Por Reinaldo Adri
Após anos de declínio, percentual de americanos que se identificam como cristãos sobe para 63%, enquanto a secularização desacelera no país.
Por anos, especialistas anunciaram o declínio da religião nos Estados Unidos, prevendo um futuro onde igrejas esvaziadas marcariam o fim da influência da fé na sociedade americana. No entanto, um estudo recente do Pew Research Center publicado pelo jornal New York Times desafia essa narrativa: a chamada “ascensão dos sem religião” parece ter parado, e a espiritualidade segue firme no país.
De acordo com a pesquisa, 92% dos americanos dizem ter pelo menos uma crença espiritual — seja na existência de uma alma, de um Deus ou espírito universal, na vida após a morte ou em algo além do mundo material. Esse dado mostra que, apesar da queda no número de cristãos nas últimas décadas, os EUA continuam sendo uma exceção em comparação com outras nações ocidentais, onde a secularização avançou de forma mais intensa.
O que está acontecendo?
Nas últimas duas décadas, milhões de americanos abandonaram suas religiões. O impacto foi significativo: mudou padrões de casamento, voto e até mesmo escolhas de moradia. O cristianismo foi o mais afetado, com cerca de 15% dos fiéis deixando de frequentar igrejas. Ao mesmo tempo, o grupo dos chamados “sem religião” — aqueles que se identificam como ateus, agnósticos ou simplesmente sem filiação religiosa — cresceu e chegou a representar quase 30% da população.

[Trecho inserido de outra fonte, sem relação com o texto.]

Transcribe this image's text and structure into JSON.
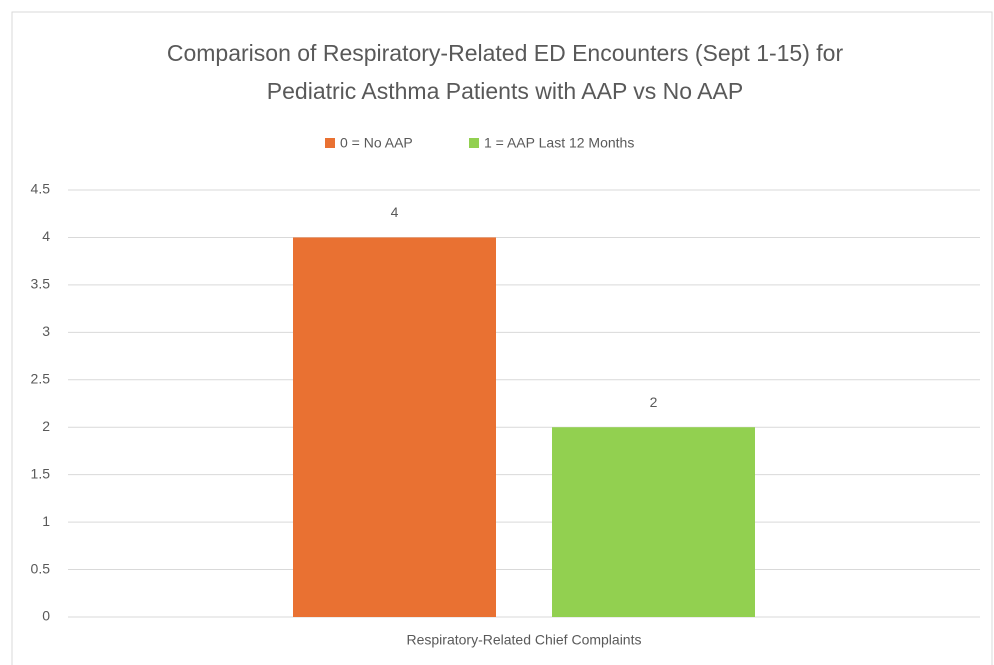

Contudo, essa tendência parece ter parado. O percentual de americanos que se identificam como cristãos, que havia caído para 60% em 2022, agora subiu para 63% em 2024. E outras religiões, como o islamismo e o hinduísmo, continuam crescendo, impulsionadas principalmente pela imigração.
Por que isso está acontecendo?
Especialistas apontam alguns fatores para essa mudança. O primeiro deles é a pandemia de Covid-19. Durante esse período, muitas pessoas recorreram à fé como forma de lidar com o sofrimento e a incerteza. Cerca de 40% dos americanos continuaram frequentando cultos, seja presencialmente ou online, e um quarto da população afirmou que sua fé se fortaleceu nesses anos difíceis.
Outro fator é que a secularização nos EUA pode ter atingido um limite. Em comparação com outros países desenvolvidos, os americanos ainda se mostram muito mais religiosos. Eles rezam mais, valorizam a fé em suas vidas e são mais propensos a frequentar serviços religiosos do que os cidadãos de países como Canadá, Austrália e boa parte da Europa.
Além disso, segundo o cientista político Ryan Burge, muitos dos que discordavam de suas religiões por questões políticas ou sociais — como aborto, direitos LGBTQ+ e apoio a Donald Trump — já abandonaram suas igrejas ou mudaram de fé. O que restou, argumenta ele, é um núcleo sólido de fiéis que dificilmente se afastará da religião.
O que isso significa?
O cenário atual reflete um momento de fortalecimento do conservadorismo religioso nos EUA. O governo e as instituições parecem estar mais abertos à influência da fé: a Suprema Corte recentemente reforçou a permissão para orações em escolas públicas, Elon Musk declarou acreditar nos ensinamentos de Jesus, e influenciadoras conhecidas como “tradwives” (esposas tradicionais) promovem valores religiosos nas redes sociais.
No entanto, esse ressurgimento religioso pode ser passageiro. A história americana é marcada por mudanças rápidas de mentalidade, como se viu na transição entre os protestos por justiça racial e a posterior onda de críticas às políticas de diversidade, equidade e inclusão (DEI).
O fato é que, apesar do estancamento da secularização, a busca espiritual continua a moldar a sociedade americana. Os “sem religião” podem voltar a crescer no futuro, mas, por enquanto, os EUA seguem como um país onde a fé ainda ocupa um espaço central na identidade e na cultura de seu povo.